De la créatrice on retient les séries de performances macabres (On giving life de 1975 où elle s’accouple à un squelette) et sanguinaires. Dans Mutilated on Landscape (1973), Body Tracks (1975), face à un mur, les mains enduites de peinture rouge, l’artiste se laisse glisser jusqu’à terre. Ces performances clôturent la série des Blood Signs avec une économie de moyens qui concentre au plus fort sa démarche.

On aurait tendance à placer "naturellement" ou par réflexe conditionné cette recherche dans la mouvance du body-art puis du land-art. Pourtant les perspectives qui président à ce travail l’éloignent radicalement de tels mouvements. Contre ceux-ci ou contre l’art conceptuel qui sévit à l’époque et dans lequel l’artiste ne voit qu’une « idée d’hommes capables de ne faire que des choses qui étaient très propres », l’artiste cubaine ne va pas chercher un trop simple contre-pied (à savoir un art "sale").

Le sang n’est plus traité (comme dans le body-art) tel un "matériau" de déconstruction ou de provocation. L’artiste retient dans la substance son pouvoir magique. Elle ne voit aucune force négative dans le fait de le répandre, de l’exposer, d’en faire un liquide ludique.
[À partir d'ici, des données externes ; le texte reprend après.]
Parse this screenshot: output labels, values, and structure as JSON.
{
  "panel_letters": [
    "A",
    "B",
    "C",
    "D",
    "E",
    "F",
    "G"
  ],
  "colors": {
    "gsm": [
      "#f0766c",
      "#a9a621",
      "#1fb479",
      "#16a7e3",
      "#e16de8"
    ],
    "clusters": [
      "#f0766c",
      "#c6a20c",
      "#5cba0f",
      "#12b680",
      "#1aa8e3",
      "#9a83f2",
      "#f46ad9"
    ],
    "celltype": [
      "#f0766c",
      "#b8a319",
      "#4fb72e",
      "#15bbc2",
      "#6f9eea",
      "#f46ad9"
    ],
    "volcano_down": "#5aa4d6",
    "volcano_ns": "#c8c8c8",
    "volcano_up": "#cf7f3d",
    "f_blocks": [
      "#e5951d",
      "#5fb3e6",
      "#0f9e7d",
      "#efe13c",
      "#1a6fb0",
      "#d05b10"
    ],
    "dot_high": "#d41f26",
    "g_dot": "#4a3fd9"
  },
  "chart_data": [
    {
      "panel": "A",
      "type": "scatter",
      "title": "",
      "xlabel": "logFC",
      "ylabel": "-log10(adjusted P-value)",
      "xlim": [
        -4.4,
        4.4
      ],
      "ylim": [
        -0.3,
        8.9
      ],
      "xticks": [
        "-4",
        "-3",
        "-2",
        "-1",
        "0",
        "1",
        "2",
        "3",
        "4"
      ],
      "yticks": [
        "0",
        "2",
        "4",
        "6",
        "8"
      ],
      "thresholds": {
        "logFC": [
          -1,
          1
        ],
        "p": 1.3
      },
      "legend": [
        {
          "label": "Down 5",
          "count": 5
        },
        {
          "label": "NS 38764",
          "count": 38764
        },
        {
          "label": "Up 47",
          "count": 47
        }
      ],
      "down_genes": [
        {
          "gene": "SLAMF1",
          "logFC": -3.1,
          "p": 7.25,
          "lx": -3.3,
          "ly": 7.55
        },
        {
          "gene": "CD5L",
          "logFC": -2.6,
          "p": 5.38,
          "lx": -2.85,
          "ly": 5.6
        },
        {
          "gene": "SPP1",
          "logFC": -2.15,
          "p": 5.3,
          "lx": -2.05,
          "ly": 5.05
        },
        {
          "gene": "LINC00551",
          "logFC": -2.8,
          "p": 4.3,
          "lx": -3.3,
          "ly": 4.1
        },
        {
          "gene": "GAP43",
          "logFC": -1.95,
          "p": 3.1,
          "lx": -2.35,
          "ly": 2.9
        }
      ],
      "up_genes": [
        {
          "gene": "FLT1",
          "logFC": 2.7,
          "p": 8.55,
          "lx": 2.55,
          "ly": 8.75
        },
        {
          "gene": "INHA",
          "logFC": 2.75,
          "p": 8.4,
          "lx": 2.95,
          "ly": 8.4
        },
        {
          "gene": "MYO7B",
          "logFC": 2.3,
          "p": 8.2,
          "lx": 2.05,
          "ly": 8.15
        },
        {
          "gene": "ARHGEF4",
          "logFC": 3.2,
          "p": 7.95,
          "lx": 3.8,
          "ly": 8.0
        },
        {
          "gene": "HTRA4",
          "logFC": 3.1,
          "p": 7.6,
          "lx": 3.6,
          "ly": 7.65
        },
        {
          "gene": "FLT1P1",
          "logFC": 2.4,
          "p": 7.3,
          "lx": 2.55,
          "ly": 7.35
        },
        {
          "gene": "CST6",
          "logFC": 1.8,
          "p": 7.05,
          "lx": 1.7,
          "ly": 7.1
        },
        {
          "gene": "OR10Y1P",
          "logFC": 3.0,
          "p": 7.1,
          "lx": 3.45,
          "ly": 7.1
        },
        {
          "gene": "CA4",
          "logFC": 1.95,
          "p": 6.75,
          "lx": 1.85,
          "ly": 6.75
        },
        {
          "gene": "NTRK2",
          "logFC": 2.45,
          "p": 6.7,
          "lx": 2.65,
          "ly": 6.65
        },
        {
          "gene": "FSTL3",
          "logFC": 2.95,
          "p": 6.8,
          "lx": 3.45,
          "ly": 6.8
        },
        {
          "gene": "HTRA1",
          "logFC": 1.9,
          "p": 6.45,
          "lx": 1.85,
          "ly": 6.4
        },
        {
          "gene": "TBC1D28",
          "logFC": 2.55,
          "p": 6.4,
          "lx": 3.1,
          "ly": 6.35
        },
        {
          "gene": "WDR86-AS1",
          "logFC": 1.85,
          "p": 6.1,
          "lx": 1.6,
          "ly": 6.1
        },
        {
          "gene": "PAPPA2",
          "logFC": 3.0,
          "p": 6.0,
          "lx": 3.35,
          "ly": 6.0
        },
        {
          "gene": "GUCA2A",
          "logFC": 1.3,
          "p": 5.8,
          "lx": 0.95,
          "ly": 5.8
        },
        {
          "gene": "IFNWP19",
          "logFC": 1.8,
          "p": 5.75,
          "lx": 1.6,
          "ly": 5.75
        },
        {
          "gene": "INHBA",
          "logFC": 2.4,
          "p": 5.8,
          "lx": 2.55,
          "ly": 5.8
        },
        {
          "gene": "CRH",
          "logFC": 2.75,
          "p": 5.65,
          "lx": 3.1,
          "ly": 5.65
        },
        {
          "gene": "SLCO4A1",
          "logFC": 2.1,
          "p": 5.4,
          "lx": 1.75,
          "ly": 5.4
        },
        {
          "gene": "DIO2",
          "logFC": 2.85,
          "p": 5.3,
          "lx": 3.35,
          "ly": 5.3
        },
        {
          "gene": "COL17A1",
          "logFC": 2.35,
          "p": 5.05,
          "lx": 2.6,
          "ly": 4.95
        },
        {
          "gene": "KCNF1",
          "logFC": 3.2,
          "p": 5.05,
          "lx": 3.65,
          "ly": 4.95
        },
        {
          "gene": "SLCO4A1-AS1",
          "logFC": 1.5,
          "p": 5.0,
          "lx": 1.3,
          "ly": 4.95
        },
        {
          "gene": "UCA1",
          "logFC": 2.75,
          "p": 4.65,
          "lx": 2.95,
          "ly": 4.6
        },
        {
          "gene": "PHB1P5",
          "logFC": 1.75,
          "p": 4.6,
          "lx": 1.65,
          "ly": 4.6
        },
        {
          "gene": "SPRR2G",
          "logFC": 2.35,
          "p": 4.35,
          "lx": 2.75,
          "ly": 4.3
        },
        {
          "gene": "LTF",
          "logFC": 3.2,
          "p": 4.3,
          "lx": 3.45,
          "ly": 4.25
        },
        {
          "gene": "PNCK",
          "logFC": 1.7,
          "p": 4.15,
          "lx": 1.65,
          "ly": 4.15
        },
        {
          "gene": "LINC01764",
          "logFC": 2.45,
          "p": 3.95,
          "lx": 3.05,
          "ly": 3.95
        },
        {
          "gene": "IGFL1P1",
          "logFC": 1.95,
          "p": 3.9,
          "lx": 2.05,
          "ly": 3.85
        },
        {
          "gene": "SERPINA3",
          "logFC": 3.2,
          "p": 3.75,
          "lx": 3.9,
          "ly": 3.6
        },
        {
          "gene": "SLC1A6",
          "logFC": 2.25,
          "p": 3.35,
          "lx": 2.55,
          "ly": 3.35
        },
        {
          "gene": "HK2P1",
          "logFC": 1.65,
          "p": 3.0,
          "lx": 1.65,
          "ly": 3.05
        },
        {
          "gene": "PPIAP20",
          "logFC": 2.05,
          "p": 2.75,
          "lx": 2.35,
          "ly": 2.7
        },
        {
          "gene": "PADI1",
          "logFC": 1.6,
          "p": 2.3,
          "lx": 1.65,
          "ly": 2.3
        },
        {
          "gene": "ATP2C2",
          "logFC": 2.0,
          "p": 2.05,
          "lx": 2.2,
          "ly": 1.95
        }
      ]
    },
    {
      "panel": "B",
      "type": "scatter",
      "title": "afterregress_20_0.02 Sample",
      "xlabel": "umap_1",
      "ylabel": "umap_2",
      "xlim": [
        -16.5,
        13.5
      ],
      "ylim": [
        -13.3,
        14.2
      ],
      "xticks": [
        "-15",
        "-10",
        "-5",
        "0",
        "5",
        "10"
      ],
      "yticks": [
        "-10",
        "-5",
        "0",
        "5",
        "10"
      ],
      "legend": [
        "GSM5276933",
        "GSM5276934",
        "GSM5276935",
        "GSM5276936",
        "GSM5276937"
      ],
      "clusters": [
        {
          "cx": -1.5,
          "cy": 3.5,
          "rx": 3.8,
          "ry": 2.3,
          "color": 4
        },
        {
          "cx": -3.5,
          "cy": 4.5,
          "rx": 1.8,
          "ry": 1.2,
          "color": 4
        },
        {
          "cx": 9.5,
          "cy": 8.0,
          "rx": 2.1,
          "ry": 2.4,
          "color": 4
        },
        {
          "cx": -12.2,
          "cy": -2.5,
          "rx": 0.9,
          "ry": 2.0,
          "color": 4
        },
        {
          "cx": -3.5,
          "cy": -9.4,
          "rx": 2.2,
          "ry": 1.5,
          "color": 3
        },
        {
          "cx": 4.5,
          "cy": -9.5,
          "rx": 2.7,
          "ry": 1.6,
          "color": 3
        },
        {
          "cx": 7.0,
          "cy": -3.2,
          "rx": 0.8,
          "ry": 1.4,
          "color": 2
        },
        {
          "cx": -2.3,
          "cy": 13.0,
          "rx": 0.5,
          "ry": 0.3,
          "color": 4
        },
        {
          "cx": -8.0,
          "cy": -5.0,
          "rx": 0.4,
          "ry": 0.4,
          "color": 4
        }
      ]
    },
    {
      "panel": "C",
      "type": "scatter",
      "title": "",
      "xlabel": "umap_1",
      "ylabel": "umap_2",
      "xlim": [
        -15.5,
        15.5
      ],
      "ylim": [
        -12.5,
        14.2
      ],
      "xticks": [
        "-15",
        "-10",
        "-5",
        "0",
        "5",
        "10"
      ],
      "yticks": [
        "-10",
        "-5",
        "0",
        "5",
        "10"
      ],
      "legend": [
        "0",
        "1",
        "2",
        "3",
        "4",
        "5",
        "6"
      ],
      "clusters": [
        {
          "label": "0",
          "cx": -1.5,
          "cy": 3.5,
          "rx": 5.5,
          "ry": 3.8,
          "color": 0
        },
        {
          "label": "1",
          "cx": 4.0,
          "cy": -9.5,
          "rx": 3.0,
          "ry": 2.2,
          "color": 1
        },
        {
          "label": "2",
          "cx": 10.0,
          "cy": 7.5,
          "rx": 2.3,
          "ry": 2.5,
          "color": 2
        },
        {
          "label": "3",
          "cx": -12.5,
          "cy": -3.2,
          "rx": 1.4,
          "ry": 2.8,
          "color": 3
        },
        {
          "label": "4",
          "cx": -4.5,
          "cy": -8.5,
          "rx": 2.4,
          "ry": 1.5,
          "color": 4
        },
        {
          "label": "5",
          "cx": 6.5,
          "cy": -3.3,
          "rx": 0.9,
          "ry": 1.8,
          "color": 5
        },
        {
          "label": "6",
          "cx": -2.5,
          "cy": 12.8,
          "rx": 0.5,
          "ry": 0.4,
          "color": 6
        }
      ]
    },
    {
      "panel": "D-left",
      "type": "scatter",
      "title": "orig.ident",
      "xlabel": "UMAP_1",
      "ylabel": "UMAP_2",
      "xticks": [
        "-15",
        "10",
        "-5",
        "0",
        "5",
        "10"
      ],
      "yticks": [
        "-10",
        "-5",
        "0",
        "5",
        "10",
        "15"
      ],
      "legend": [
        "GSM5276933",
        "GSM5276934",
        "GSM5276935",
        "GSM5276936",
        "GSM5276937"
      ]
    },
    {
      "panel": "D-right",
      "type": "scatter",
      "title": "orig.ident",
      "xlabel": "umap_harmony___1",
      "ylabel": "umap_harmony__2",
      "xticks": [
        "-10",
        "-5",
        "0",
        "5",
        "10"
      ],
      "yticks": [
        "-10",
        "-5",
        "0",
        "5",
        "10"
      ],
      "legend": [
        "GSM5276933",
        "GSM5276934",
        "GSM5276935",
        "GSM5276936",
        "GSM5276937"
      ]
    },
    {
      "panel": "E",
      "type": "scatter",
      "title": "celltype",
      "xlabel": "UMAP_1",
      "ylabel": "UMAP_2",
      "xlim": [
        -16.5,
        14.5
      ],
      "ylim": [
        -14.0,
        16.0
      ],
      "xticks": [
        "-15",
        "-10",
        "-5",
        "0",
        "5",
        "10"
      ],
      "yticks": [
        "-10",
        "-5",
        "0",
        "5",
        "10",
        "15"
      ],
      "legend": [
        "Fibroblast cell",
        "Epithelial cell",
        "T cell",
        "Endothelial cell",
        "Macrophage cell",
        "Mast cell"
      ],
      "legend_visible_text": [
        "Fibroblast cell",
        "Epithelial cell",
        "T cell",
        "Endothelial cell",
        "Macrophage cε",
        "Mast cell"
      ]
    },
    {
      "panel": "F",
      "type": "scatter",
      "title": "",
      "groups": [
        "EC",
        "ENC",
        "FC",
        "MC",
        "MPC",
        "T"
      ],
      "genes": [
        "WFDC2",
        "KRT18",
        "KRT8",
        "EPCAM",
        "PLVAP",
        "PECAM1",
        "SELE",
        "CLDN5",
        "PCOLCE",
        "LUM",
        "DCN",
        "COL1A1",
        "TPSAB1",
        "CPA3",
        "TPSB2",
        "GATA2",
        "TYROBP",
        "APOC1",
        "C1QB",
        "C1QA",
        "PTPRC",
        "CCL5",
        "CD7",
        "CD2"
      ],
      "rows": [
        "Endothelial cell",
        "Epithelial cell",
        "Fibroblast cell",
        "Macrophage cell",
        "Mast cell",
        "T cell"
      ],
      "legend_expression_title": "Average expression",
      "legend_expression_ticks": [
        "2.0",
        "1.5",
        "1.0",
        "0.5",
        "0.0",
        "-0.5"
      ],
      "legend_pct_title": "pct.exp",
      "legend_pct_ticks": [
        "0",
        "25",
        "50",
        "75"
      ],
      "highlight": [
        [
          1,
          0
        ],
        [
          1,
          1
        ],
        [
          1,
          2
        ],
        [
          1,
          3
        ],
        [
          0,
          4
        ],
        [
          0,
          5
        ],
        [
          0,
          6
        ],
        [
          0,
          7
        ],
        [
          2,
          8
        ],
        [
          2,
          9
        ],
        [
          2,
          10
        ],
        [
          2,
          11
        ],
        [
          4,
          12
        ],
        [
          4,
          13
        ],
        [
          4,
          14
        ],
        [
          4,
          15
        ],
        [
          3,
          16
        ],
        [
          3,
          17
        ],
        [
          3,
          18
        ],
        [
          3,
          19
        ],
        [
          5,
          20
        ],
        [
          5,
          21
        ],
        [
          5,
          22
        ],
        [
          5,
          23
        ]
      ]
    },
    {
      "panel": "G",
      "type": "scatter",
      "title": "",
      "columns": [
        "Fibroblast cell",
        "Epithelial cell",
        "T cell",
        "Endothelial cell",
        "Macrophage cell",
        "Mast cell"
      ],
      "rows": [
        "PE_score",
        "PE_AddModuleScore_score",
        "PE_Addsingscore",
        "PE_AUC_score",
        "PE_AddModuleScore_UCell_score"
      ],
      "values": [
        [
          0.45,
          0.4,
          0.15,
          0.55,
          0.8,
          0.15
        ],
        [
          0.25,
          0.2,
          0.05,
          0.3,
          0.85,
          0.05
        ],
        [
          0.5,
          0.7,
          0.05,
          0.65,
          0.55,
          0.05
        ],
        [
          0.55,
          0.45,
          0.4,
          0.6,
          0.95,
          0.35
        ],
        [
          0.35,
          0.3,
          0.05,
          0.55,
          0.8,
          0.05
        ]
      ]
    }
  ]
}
Par lui il s’agit de rechercher une identité perdue (jamais venue) à travers une vision mythique et magique du monde et de l’existence.

Cette vision prend son origine lorsque qu’à douze ans, elle se retrouve comme elle le dit « déplacée mais non détachée » de la terre matricielle. Elle fait de l’artiste une éternelle orpheline non seulement socialement, mais à elle-même. L’arrachement à la terre matricielle demeurera impossible. Elle reviendra d’ailleurs plusieurs fois sur ce sacrifice imposé, sur cette blessure qui la plonge dans un sentiment de solitude et de culpabilité. En renouant avec des rites animistes que le régime castriste ne put d’ailleurs jamais éradiquer, Ana Mendieta donne une dimension mythique à toutes ces cérémonies sacrificielles (plus que pures performances) qu’elle propose.

Ces rituels répondent aussi par la violence à la violence. Avec Rape scene (1973) l’artiste confronte ses spectateurs à la reconstitution d’un viol fomenté sur un campus. Elle reprend cette performance quelques jours plus tard en répandant du sang sur le trottoir qui jouxte son appartement (People looking at Blood Moffit). Dans ses célèbres Glass on body de 1972, en comprimant simplement son visage sur une vitre, au point de lui faire subir des défigurations extrêmes, l’artiste crée une autre forme de violence.

Pour autant dans cette œuvre authentiquement et purement autobiographique, du visage de l’artiste, il ne sera jamais question. Il demeurera soit défiguré soit photographié ou filmé de l’arrière, comme si l’identité restait insaisissable. Ana Mendieta remplace l’art de la représentation figurale par celui des glissements, des traces, des stigmates. Ces traces sautent à la tête, assaillent et crient. S’entend la voix d’une enfant piégée mais habitée, d’une voix détimbrée qui ne peut — ni pouvait — plus mentir, qui ne peut — ni pouvait — plus contenir ce silence intérieur que tout être porte en lui.

Dans les différents « miroirs » que propose l’artiste plus que le rouge sang, il faut retenir le blanc. Certes lorsque les diapositives qui découpent les performances circulent en boucle on retient d’abord le rouge insupportable de leur sang. Mais le rouge premier s’estompe pour laisser place — avec la douleur qui lui est concomitante — au blanc rayonnant de silence de mort comme dans le film unique de l’artiste vers lequel toute l’œuvre converge.

Chez Mendieta l’image concentre — comme le langage chez Artaud — une énergie potentielle mais elle ne peut qu’entraîner dans un processus d’auto dissipation. En bout de course l’image semble irrécupérable et prouve qu’en conséquence aucune identité n’est repérable. Le livre publié par la Galerie Lelong permet de suivre les méandres de ce fleuve de sang lourd d’une douleur insoutenable. Née de la perte des repères, elle n’ouvre qu’à l’insaisissable. L’œuvre en sublime la rage même si au bout de ce voyage l’Histoire a raison de l’histoire.